Come possono essere utilizzati questi token
Attraverso la tecnologia NTF, combinata con i servizi di piattaforme di digital commerce, è possibile certificare l’unicità di un contenuto digitale e monetizzarlo.

Si tratta di un’opportunità per valorizzare patrimonialmente i beni intangibili: quello che di fatto si acquista con questo sistema non è l’opera in sé, ma l’attestato digitale che ne conferma i diritti, che permette la compravendita di creazioni digitali di vario tipo, come immagini, video, o audio. Inizialmente gli NFT certificavano giochi, sport, arte e musica, ma oggi spaziano in tanti altri mercati, come i beni di lusso e gli articoli d’alta moda.

Il settore artistico si presta particolarmente bene perché gli NFT permettono di avere contemporaneamente più proprietari, dato che le royalties legate agli NFT sono divisibili. Ciò significa che questi token possono riconoscere una percentuale di guadagno continua al loro creatore.

Inoltre, si stanno riscontrando sempre più vendite all’asta di veri e propri pezzi della storia digitale: ne sono un esempio la vendita del primo SMS della storia (o meglio, della replica dettagliata e unica del protocollo di comunicazione originale che ha trasmesso il primo SMS) a ben 107 mila euro, o la prima pagina Wikipedia, addirittura a 170 mila dollari! Il ricavato di entrambi è stato devoluto in beneficenza.
Infatti, unicità ed esclusività sono ciò che spinge gli utenti appassionati ad acquistare i beni digitali, in particolare le opere d’arte.

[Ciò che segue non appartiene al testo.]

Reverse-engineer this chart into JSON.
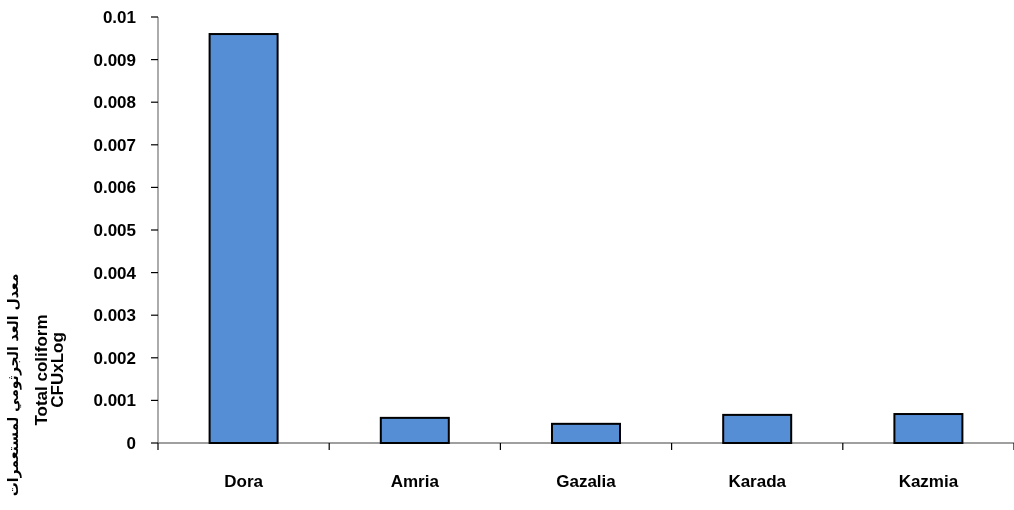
{
  "chart_data": {
    "type": "bar",
    "categories": [
      "Dora",
      "Amria",
      "Gazalia",
      "Karada",
      "Kazmia"
    ],
    "values": [
      0.0096,
      0.00059,
      0.00045,
      0.00066,
      0.00068
    ],
    "color": "#558ed5",
    "ylabel": "Total coliform CFUxLog",
    "annotations": [
      "معدل العد الجرثومي لمستعمرات"
    ],
    "ylim": [
      0,
      0.01
    ],
    "yticks": [
      0,
      0.001,
      0.002,
      0.003,
      0.004,
      0.005,
      0.006,
      0.007,
      0.008,
      0.009,
      0.01
    ],
    "grid": false
  }
}
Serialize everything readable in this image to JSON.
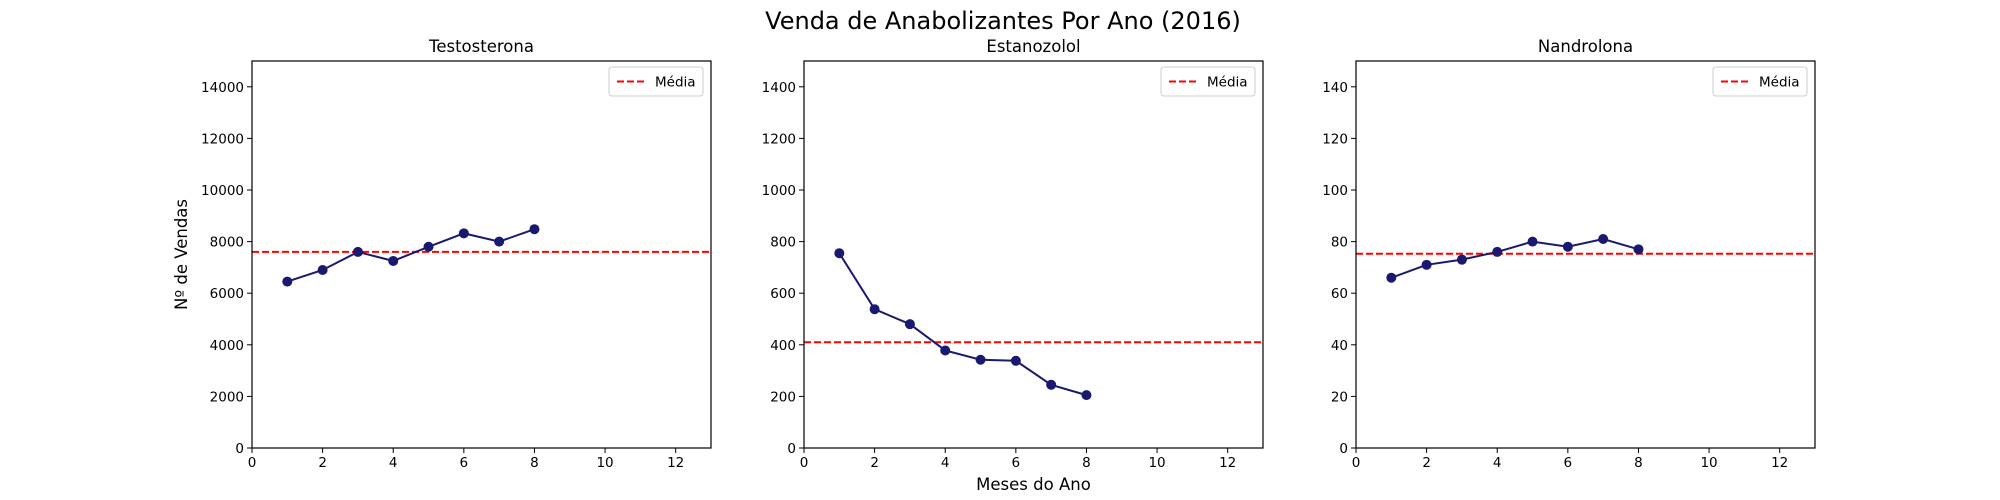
{
  "title": "Venda de Anabolizantes Por Ano (2016)",
  "colors": {
    "line": "#191970",
    "mean": "#ff0000",
    "axes": "#000000",
    "background": "#ffffff"
  },
  "chart_data": [
    {
      "type": "line",
      "title": "Testosterona",
      "xlabel": "",
      "ylabel": "Nº de Vendas",
      "xlim": [
        0,
        13
      ],
      "ylim": [
        0,
        15000
      ],
      "xticks": [
        0,
        2,
        4,
        6,
        8,
        10,
        12
      ],
      "yticks": [
        0,
        2000,
        4000,
        6000,
        8000,
        10000,
        12000,
        14000
      ],
      "grid": false,
      "legend": {
        "position": "top-right",
        "entries": [
          "Média"
        ]
      },
      "x": [
        1,
        2,
        3,
        4,
        5,
        6,
        7,
        8
      ],
      "y": [
        6450,
        6900,
        7600,
        7250,
        7800,
        8320,
        8000,
        8480
      ],
      "mean": 7600,
      "mean_label": "Média"
    },
    {
      "type": "line",
      "title": "Estanozolol",
      "xlabel": "Meses do Ano",
      "ylabel": "",
      "xlim": [
        0,
        13
      ],
      "ylim": [
        0,
        1500
      ],
      "xticks": [
        0,
        2,
        4,
        6,
        8,
        10,
        12
      ],
      "yticks": [
        0,
        200,
        400,
        600,
        800,
        1000,
        1200,
        1400
      ],
      "grid": false,
      "legend": {
        "position": "top-right",
        "entries": [
          "Média"
        ]
      },
      "x": [
        1,
        2,
        3,
        4,
        5,
        6,
        7,
        8
      ],
      "y": [
        755,
        538,
        480,
        378,
        342,
        338,
        245,
        205
      ],
      "mean": 410,
      "mean_label": "Média"
    },
    {
      "type": "line",
      "title": "Nandrolona",
      "xlabel": "",
      "ylabel": "",
      "xlim": [
        0,
        13
      ],
      "ylim": [
        0,
        150
      ],
      "xticks": [
        0,
        2,
        4,
        6,
        8,
        10,
        12
      ],
      "yticks": [
        0,
        20,
        40,
        60,
        80,
        100,
        120,
        140
      ],
      "grid": false,
      "legend": {
        "position": "top-right",
        "entries": [
          "Média"
        ]
      },
      "x": [
        1,
        2,
        3,
        4,
        5,
        6,
        7,
        8
      ],
      "y": [
        66,
        71,
        73,
        76,
        80,
        78,
        81,
        77
      ],
      "mean": 75.3,
      "mean_label": "Média"
    }
  ]
}
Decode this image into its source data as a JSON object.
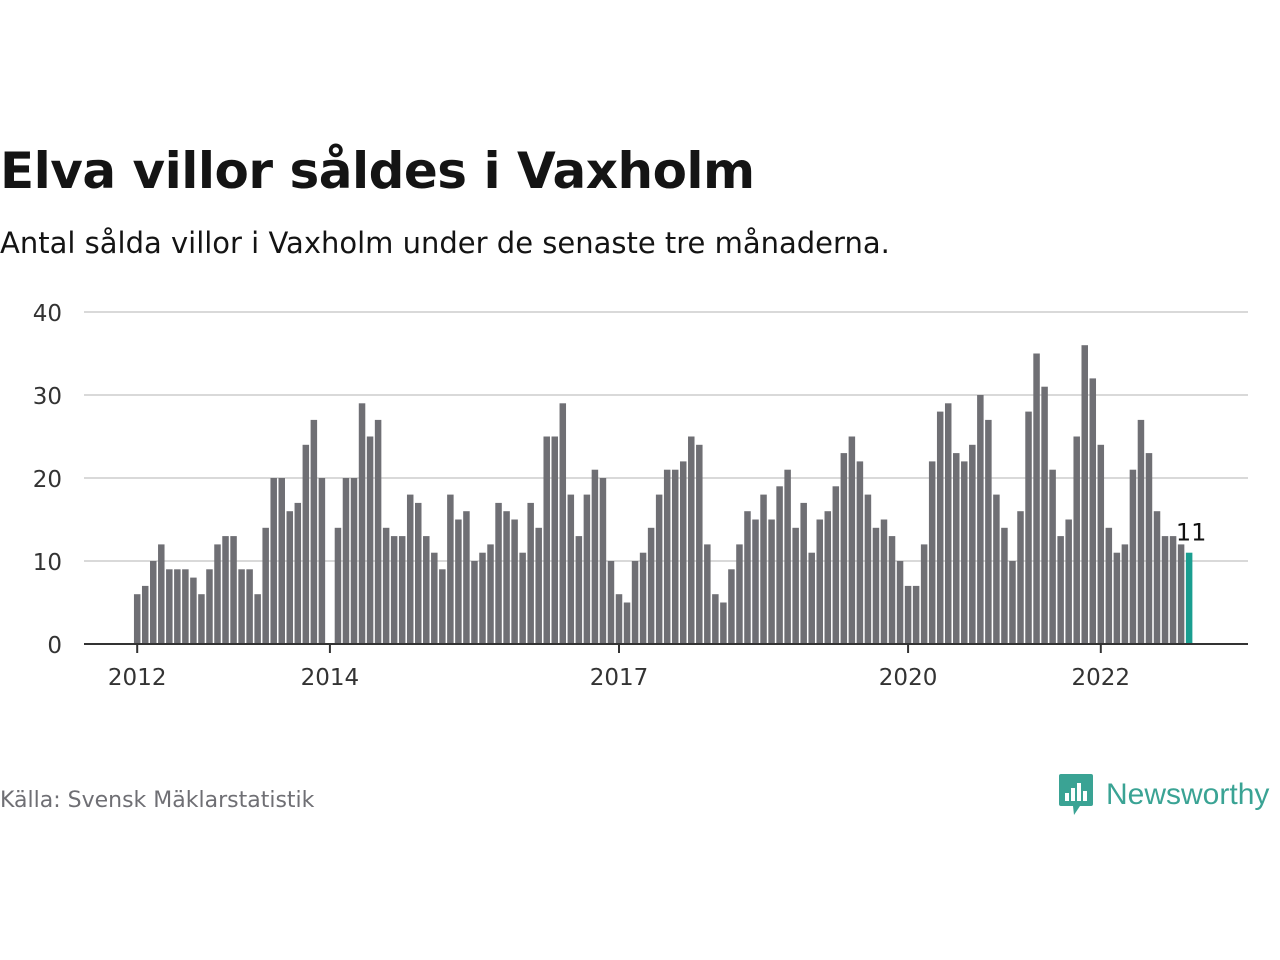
{
  "header": {
    "title": "Elva villor såldes i Vaxholm",
    "subtitle": "Antal sålda villor i Vaxholm under de senaste tre månaderna."
  },
  "footer": {
    "source": "Källa: Svensk Mäklarstatistik",
    "logo_text": "Newsworthy"
  },
  "colors": {
    "bar": "#6f6f74",
    "highlight": "#1a9e90",
    "grid": "#d9d9d9",
    "axis": "#333333",
    "logo": "#3aa394"
  },
  "chart_data": {
    "type": "bar",
    "title": "Elva villor såldes i Vaxholm",
    "ylim": [
      0,
      40
    ],
    "yticks": [
      0,
      10,
      20,
      30,
      40
    ],
    "grid": true,
    "x_start": "2012-01",
    "x_tick_labels": [
      {
        "label": "2012",
        "month": "2012-01"
      },
      {
        "label": "2014",
        "month": "2014-01"
      },
      {
        "label": "2017",
        "month": "2017-01"
      },
      {
        "label": "2020",
        "month": "2020-01"
      },
      {
        "label": "2022",
        "month": "2022-01"
      }
    ],
    "values": [
      6,
      7,
      10,
      12,
      9,
      9,
      9,
      8,
      6,
      9,
      12,
      13,
      13,
      9,
      9,
      6,
      14,
      20,
      20,
      16,
      17,
      24,
      27,
      20,
      null,
      14,
      20,
      20,
      29,
      25,
      27,
      14,
      13,
      13,
      18,
      17,
      13,
      11,
      9,
      18,
      15,
      16,
      10,
      11,
      12,
      17,
      16,
      15,
      11,
      17,
      14,
      25,
      25,
      29,
      18,
      13,
      18,
      21,
      20,
      10,
      6,
      5,
      10,
      11,
      14,
      18,
      21,
      21,
      22,
      25,
      24,
      12,
      6,
      5,
      9,
      12,
      16,
      15,
      18,
      15,
      19,
      21,
      14,
      17,
      11,
      15,
      16,
      19,
      23,
      25,
      22,
      18,
      14,
      15,
      13,
      10,
      7,
      7,
      12,
      22,
      28,
      29,
      23,
      22,
      24,
      30,
      27,
      18,
      14,
      10,
      16,
      28,
      35,
      31,
      21,
      13,
      15,
      25,
      36,
      32,
      24,
      14,
      11,
      12,
      21,
      27,
      23,
      16,
      13,
      13,
      12,
      11
    ],
    "highlight_last": true,
    "annotation": "11"
  }
}
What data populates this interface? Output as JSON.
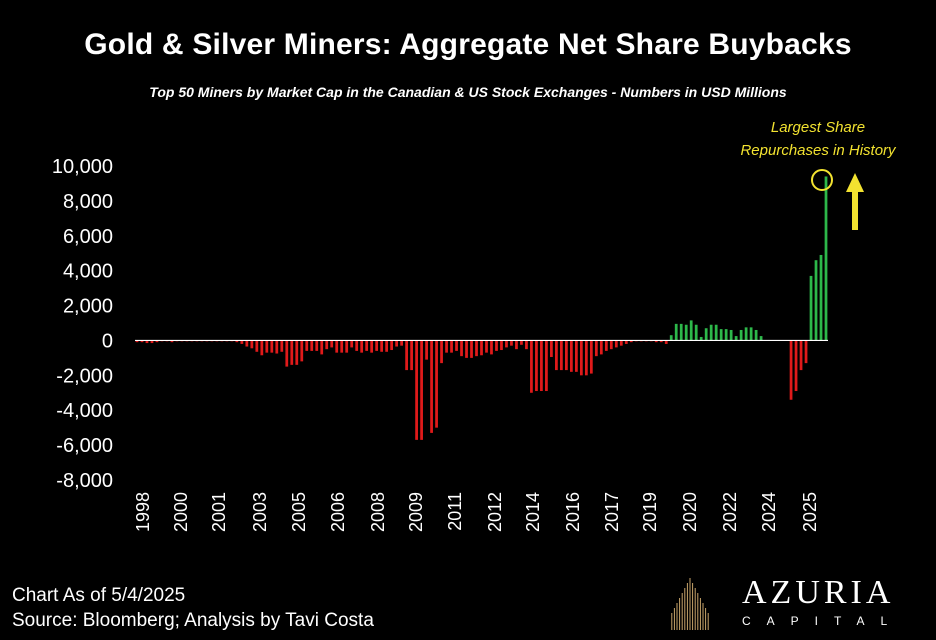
{
  "title": "Gold & Silver Miners: Aggregate Net Share Buybacks",
  "subtitle": "Top 50 Miners by Market Cap in the Canadian & US Stock Exchanges - Numbers in USD Millions",
  "annotation": {
    "line1": "Largest Share",
    "line2": "Repurchases in History"
  },
  "footer": {
    "line1": "Chart As of 5/4/2025",
    "line2": "Source: Bloomberg; Analysis by Tavi Costa"
  },
  "brand": {
    "name": "AZURIA",
    "sub": "CAPITAL"
  },
  "colors": {
    "positive": "#2db84a",
    "negative": "#e01a1a",
    "annotation": "#f2e230"
  },
  "chart_data": {
    "type": "bar",
    "title": "Gold & Silver Miners: Aggregate Net Share Buybacks",
    "ylim": [
      -8000,
      10000
    ],
    "y_ticks": [
      "10,000",
      "8,000",
      "6,000",
      "4,000",
      "2,000",
      "0",
      "-2,000",
      "-4,000",
      "-6,000",
      "-8,000"
    ],
    "x_tick_labels": [
      "1998",
      "2000",
      "2001",
      "2003",
      "2005",
      "2006",
      "2008",
      "2009",
      "2011",
      "2012",
      "2014",
      "2016",
      "2017",
      "2019",
      "2020",
      "2022",
      "2024",
      "2025"
    ],
    "series": [
      {
        "values": [
          -100,
          -100,
          -150,
          -150,
          -100,
          -50,
          -50,
          -100,
          -50,
          -50,
          -50,
          -50,
          -50,
          -50,
          -50,
          -50,
          -50,
          -50,
          -50,
          -50,
          -100,
          -200,
          -350,
          -450,
          -650,
          -850,
          -700,
          -700,
          -750,
          -650,
          -1500,
          -1400,
          -1400,
          -1200,
          -600,
          -600,
          -600,
          -800,
          -500,
          -400,
          -700,
          -700,
          -700,
          -400,
          -600,
          -700,
          -600,
          -700,
          -600,
          -650,
          -650,
          -550,
          -350,
          -300,
          -1700,
          -1700,
          -5700,
          -5700,
          -1100,
          -5300,
          -5000,
          -1300,
          -700,
          -700,
          -600,
          -900,
          -1000,
          -1000,
          -900,
          -850,
          -700,
          -800,
          -600,
          -550,
          -400,
          -300,
          -500,
          -250,
          -500,
          -3000,
          -2900,
          -2900,
          -2900,
          -950,
          -1700,
          -1700,
          -1700,
          -1800,
          -1800,
          -2000,
          -2000,
          -1900,
          -900,
          -800,
          -600,
          -500,
          -400,
          -300,
          -200,
          -100,
          -50,
          -50,
          -50,
          -50,
          -100,
          -100,
          -200,
          300,
          950,
          950,
          900,
          1150,
          900,
          200,
          700,
          900,
          900,
          650,
          650,
          600,
          250,
          600,
          750,
          750,
          600,
          250,
          0,
          0,
          0,
          0,
          0,
          -3400,
          -2900,
          -1700,
          -1300,
          3700,
          4600,
          4900,
          9400
        ]
      }
    ]
  }
}
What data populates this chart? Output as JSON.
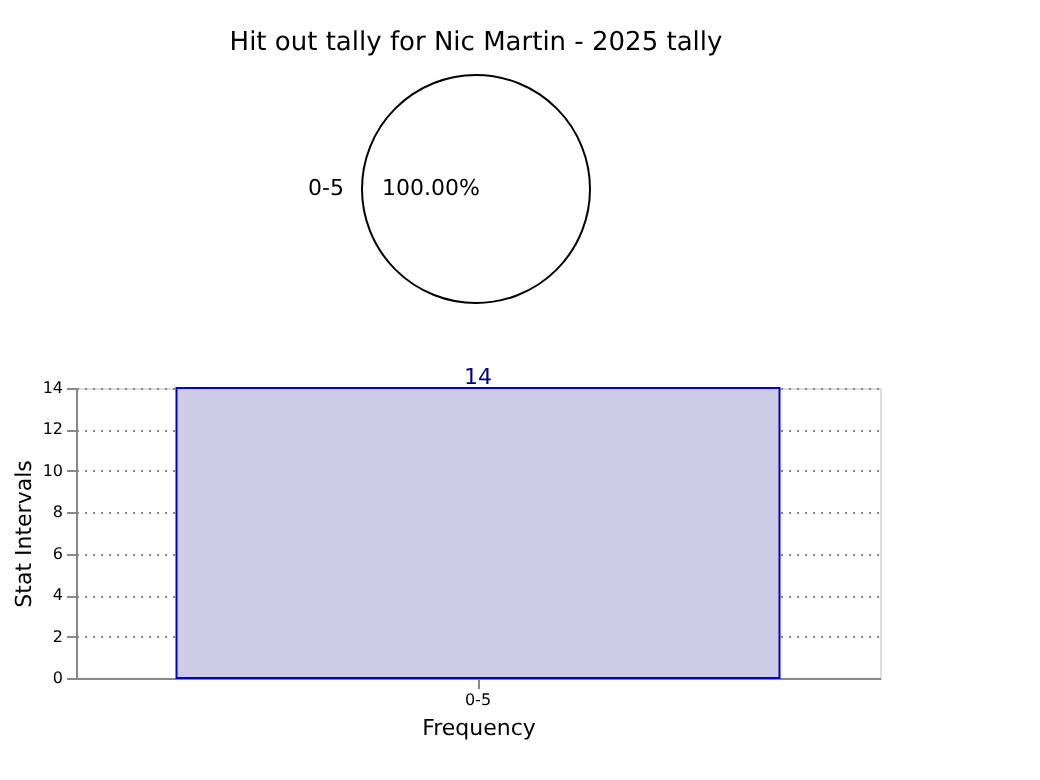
{
  "chart_data": [
    {
      "type": "pie",
      "title": "Hit out tally for Nic Martin - 2025 tally",
      "categories": [
        "0-5"
      ],
      "values": [
        100
      ],
      "colors": [
        "#ffffff"
      ],
      "value_labels": [
        "100.00%"
      ],
      "legend": false
    },
    {
      "type": "bar",
      "categories": [
        "0-5"
      ],
      "values": [
        14
      ],
      "color": "#cccce6",
      "xlabel": "Frequency",
      "ylabel": "Stat Intervals",
      "ylim": [
        0,
        14
      ],
      "yticks": [
        0,
        2,
        4,
        6,
        8,
        10,
        12,
        14
      ],
      "grid": true,
      "data_labels": true
    }
  ]
}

Come si prospetta il futuro degli NFT?
Non si sa con precisione che andamento avranno questi token nel futuro, anche se per il momento stanno interessando sempre più persone e ambienti, tanto che, ad esempio, alcuni pensano che potranno andare a sostituire il collezionismo digitale a quello fisico, e che, in generale, i due ambienti (quello digitale e quello fisico) saranno sempre più integrati. Inoltre, come abbiamo detto, gli NFT toccano anche il campo del marketing e della pubblicità, aprendo infinite porte e possibilità di utilizzo.

Tuttavia, c’è stata una flessione del mercato dei Non Fungible Token a causa dei dubbi sul loro impatto ambientale. Infatti, gli NFT, essendo correlati alla blockchain, rappresentano un’enorme fonte di inquinamento: i processori che risolvono i complessi problemi matematici per registrare e verificare le transazioni su una blockchain, utilizzano hardware con un’elevata potenza di calcolo, e più potente è l’hardware, più redditizia è l’operazione.

C’è una forte competizione, e a vincere è chi ha a disposizione le macchine più performanti, quindi che consumano di più, perché vengono messi in campo più computer, nello stesso momento, dello stesso proprietario (queste operazioni prendono il nome di farming). Addirittura, quando sono in azione migliaia di processori, il farming viene svolto in capannoni climatizzati per evitare surriscaldamenti ed incendi. Questa operazione consuma enormi quantità di energia elettrica da fonti non rinnovabili.

Dunque, certo è che il futuro di questi token è ancora imprevedibile e del tutto da scrivere.